Anyone who has dealt with an unpleasant or even life-threatening situation knows that the first step to coping with such a challenge is to learn the facts. If water is dripping into your living room when it rains, you have to find out where the leak is. If a chest X-ray reveals a spot on your lungs, you have to find out what that spot is.
The facts may be scary, but until you face them, you can’t plug the leak or treat the illness. The same is true for taking action on climate change, an urgent, life-threatening, life-changing phenomenon that impacts us all.
Showtime’s series, “Years of Living Dangerously,” aims to share the facts about climate change and then show the multitude of ways it touches our lives and the lives of every living thing on our planet.
Former California governor and actor Arnold Schwarzenegger takes viewers into the American West, where increasing temperatures and severe drought have resulted in more intense wildfires. As we watch an elite fire fighting team contain a towering wall of flaming timber, we learn the following facts:
- “Today’s fire season is two and a half months longer than it was just a few decades ago.”
- “On average, fires burn more than six times the amount of area today than they did between 1970-1986 and are four times as frequent.”
Viewers also learn that wildfires aren’t the only cause of deforestation. We see acres of evergreens turned yellow and orange — killed by bark beetles that thrive in a warming climate. Another fact:
- “Bark beetles have killed more trees than all fires combined in the last 10 years in the U.S. and Canada. Longer summers enable them to reproduce up to twice in a single summer.”
As we learned in episode one, every time a tree dies the carbon it stores is released into the atmosphere, which adds to the greenhouse gases that drive climate change.
And this, notes Diana Six, PhD., an expert on bark beetles, is a vicious cycle that makes everything worse.

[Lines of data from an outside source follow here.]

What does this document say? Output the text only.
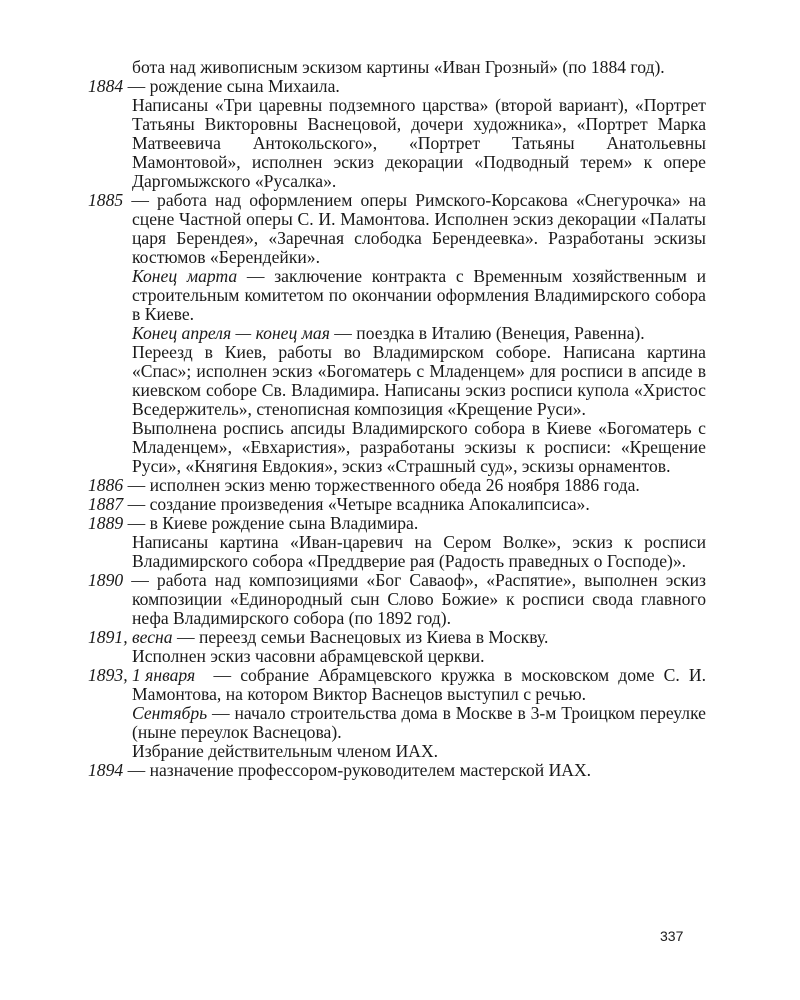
бота над живописным эскизом картины «Иван Грозный» (по 1884 год).
1884 — рождение сына Михаила.
Написаны «Три царевны подземного царства» (второй вариант), «Портрет Татьяны Викторовны Васнецовой, дочери художника», «Портрет Марка Матвеевича Антокольского», «Портрет Татьяны Анатольевны Мамонтовой», исполнен эскиз декорации «Подводный терем» к опере Даргомыжского «Русалка».
1885 — работа над оформлением оперы Римского-Корсакова «Снегурочка» на сцене Частной оперы С. И. Мамонтова. Исполнен эскиз декорации «Палаты царя Берендея», «Заречная слободка Берендеевка». Разработаны эскизы костюмов «Берендейки».
Конец марта — заключение контракта с Временным хозяйственным и строительным комитетом по окончании оформления Владимирского собора в Киеве.
Конец апреля — конец мая — поездка в Италию (Венеция, Равенна).
Переезд в Киев, работы во Владимирском соборе. Написана картина «Спас»; исполнен эскиз «Богоматерь с Младенцем» для росписи в апсиде в киевском соборе Св. Владимира. Написаны эскиз росписи купола «Христос Вседержитель», стенописная композиция «Крещение Руси».
Выполнена роспись апсиды Владимирского собора в Киеве «Богоматерь с Младенцем», «Евхаристия», разработаны эскизы к росписи: «Крещение Руси», «Княгиня Евдокия», эскиз «Страшный суд», эскизы орнаментов.
1886 — исполнен эскиз меню торжественного обеда 26 ноября 1886 года.
1887 — создание произведения «Четыре всадника Апокалипсиса».
1889 — в Киеве рождение сына Владимира.
Написаны картина «Иван-царевич на Сером Волке», эскиз к росписи Владимирского собора «Преддверие рая (Радость праведных о Господе)».
1890 — работа над композициями «Бог Саваоф», «Распятие», выполнен эскиз композиции «Единородный сын Слово Божие» к росписи свода главного нефа Владимирского собора (по 1892 год).
1891, весна — переезд семьи Васнецовых из Киева в Москву.
Исполнен эскиз часовни абрамцевской церкви.
1893, 1 января — собрание Абрамцевского кружка в московском доме С. И. Мамонтова, на котором Виктор Васнецов выступил с речью.
Сентябрь — начало строительства дома в Москве в 3-м Троицком переулке (ныне переулок Васнецова).
Избрание действительным членом ИАХ.
1894 — назначение профессором-руководителем мастерской ИАХ.
337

“When you have something like 45 million acres of trees killed that affects just everything. It affects wildlife, it affects water, it affects fishing, agriculture, and of course all those dead trees are no longer going to be sequestering carbon. What they’re going to be doing is releasing carbon. So it’s almost like you get this feedback that you know it warms, the trees become stressed, the beetles do better, they kill a lot of trees, but then that releases more carbon, and that affects everybody.”
These facts may make you want to run and hide, but as President Obama said last summer,
“Sticking your head in the sand may make you feel safer, but it’s not going to protect you from the coming storm.”
Instead, stand tall, learn the facts, and then take action to protect us all.